19.1. any delay in the rendering of the Services;

19.2. the unavailability of the Goods;

19.3. any defect, whether latent or patent, in the Goods and/or Services;

19.4. any loss of the property left in the Vehicle;

19.5. any loss arising from the Vehicle having been driven – refer 10

19.6. the Customer will be jointly and severally liable for the full cost of services if their insurers fails or refuses to make payment;

19.7. the Services being carried out at a location other than the Premises;

19.8. any strikes, lockouts, delay in transport, default or delay by any of the Company’s suppliers, political or civil disturbances, the elements, any act of any state of government or any other cause directly or indirectly beyond the Company’s reasonable control;

19.9. any other cause relating to the Goods and/or Services, including causes resulting from negligence.

20. The Customer hereby indemnifies the Company and its directors, employees, agents and sub-contractors and holds each of them harmless against any claim by the Customer or any third party for any injury, loss or damage of whatsoever nature (including consequential losses) to any such person or property howsoever occurring.

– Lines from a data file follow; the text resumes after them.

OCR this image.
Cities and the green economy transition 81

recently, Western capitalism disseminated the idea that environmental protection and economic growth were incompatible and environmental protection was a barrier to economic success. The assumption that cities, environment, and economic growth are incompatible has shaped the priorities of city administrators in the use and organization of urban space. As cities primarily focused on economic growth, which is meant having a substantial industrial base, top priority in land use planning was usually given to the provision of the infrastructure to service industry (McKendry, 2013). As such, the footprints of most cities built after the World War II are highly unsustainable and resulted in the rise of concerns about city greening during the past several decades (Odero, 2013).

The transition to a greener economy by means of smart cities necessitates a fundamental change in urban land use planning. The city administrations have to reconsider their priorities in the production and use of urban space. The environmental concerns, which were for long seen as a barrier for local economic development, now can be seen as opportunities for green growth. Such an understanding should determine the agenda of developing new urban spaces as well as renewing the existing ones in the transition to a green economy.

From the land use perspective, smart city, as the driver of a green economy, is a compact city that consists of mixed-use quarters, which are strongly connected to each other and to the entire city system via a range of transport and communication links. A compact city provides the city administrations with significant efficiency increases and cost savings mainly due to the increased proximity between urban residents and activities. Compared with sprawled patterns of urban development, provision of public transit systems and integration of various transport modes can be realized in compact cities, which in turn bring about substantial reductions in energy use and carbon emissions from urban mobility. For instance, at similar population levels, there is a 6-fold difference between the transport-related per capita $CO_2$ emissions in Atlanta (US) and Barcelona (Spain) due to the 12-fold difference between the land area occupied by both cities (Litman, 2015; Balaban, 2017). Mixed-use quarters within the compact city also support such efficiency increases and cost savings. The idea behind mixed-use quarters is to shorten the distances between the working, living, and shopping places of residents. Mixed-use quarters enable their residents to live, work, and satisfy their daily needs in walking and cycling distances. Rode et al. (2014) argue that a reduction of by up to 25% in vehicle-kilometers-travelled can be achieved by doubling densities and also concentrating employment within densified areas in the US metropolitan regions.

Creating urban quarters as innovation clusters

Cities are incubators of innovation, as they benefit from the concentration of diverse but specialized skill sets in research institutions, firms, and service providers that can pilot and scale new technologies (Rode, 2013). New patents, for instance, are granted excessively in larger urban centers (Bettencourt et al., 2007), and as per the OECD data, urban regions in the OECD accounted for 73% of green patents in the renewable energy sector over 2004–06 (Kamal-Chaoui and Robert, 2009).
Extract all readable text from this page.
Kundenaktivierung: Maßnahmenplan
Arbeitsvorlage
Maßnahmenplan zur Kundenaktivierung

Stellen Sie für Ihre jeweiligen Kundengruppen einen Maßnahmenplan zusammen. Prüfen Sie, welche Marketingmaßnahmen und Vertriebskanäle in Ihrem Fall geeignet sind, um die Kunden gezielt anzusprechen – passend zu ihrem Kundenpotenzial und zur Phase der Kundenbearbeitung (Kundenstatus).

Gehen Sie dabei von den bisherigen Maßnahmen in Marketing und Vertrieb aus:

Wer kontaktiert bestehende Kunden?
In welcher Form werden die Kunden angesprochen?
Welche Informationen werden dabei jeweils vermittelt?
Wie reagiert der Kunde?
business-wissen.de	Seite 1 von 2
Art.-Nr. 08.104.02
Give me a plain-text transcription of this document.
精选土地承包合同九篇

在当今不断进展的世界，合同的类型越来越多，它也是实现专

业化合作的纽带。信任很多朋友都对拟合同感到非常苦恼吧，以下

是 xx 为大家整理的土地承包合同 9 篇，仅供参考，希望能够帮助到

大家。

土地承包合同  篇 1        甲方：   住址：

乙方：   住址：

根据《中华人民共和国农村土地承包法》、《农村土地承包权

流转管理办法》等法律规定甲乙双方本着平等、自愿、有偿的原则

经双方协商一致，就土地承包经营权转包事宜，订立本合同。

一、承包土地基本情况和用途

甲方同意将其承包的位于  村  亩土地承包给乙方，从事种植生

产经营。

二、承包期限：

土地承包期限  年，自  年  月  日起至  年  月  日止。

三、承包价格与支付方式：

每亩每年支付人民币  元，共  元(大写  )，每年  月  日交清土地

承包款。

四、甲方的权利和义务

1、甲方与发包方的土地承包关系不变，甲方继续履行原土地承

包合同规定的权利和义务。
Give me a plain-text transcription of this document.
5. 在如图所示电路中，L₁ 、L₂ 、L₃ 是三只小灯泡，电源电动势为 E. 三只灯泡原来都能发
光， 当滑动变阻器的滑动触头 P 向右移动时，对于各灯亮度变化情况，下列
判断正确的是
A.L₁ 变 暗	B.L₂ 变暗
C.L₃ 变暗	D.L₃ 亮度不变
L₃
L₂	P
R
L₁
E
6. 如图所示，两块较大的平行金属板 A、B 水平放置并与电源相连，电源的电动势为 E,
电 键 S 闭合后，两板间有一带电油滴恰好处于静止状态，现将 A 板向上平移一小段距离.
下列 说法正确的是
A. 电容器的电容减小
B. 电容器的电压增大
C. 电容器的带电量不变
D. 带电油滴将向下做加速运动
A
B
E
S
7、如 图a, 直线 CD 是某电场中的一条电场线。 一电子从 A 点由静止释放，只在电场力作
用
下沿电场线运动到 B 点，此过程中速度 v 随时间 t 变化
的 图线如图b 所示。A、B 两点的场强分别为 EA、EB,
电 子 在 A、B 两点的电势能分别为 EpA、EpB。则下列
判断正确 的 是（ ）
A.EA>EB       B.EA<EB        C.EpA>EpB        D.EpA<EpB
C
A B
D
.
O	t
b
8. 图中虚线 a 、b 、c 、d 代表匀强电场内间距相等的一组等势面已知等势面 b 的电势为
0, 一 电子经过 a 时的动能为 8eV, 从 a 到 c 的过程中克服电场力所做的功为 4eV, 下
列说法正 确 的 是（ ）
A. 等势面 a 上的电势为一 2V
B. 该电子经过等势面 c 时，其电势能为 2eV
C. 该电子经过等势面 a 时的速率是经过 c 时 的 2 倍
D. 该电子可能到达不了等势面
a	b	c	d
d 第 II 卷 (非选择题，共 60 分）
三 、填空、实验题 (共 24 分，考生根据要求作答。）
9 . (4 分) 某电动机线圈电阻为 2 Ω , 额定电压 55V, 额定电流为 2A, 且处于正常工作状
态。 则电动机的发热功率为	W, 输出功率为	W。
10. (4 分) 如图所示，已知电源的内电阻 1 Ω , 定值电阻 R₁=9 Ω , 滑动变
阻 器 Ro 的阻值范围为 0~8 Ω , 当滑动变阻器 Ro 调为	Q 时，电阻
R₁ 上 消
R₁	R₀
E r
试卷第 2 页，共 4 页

21. In the event of the Company consulting its legal advisors in relation to any dispute with the Customer or instituting any legal proceedings against the Customer in terms of these Terms and Conditions, the Customer shall be liable for all expenses incurred by the Company, calculated on an attorney and own client scale, including costs of counsel, the costs of providing security, collection commission, tracing charges and the like, so as to give the Company a full indemnity in respect of such costs.

22. If an employee of the Company is required to give expert evidence arising from the Services, the Company shall charge a fee of R750.00 plus VAT per hour payable in advance for the period of absence of such employee from the place of business of the Company. The Company shall be entitled to recover travelling expenses at the applicable Automobile Association rate and reasonable accommodation costs.

23. The Customer hereby consents to being contacted by a third party for the purposes of measuring customer satisfaction.

24. The Customer shall record its address on the Quotation and chooses this address as its domicilium citandi et executandi for the purposes of legal proceedings and for the purpose of giving or sending any communication or notice to it in terms of these Terms and Conditions.

25. If any of these Terms and Conditions is/are found to be null and void or unenforceable for any reason whatsoever, such terms and conditions shall be severable from the remainder of these Terms and Conditions which shall remain of full force and effect.

26. No relaxation which the Company may give in regard to the performance of the Customer’s obligations in terms hereof shall prejudice the Company’s rights hereunder or be regarded as a waiver of such rights or as an estoppel against the enforcement thereof.

27. The Customer shall not be entitled to cede or assign its rights and obligations hereunder without the Company’s prior written consent.

28. No variation, alteration, amendment or cancellation of these Terms and Conditions shall be of any force or effect unless reduced to writing and signed by both parties.

29. The Signatory to the Quotation warrants that he/she has read and understands these Terms and Conditions, that he/she signs same voluntarily and that each clause herein has been drawn to his/her attention and explained to him/her.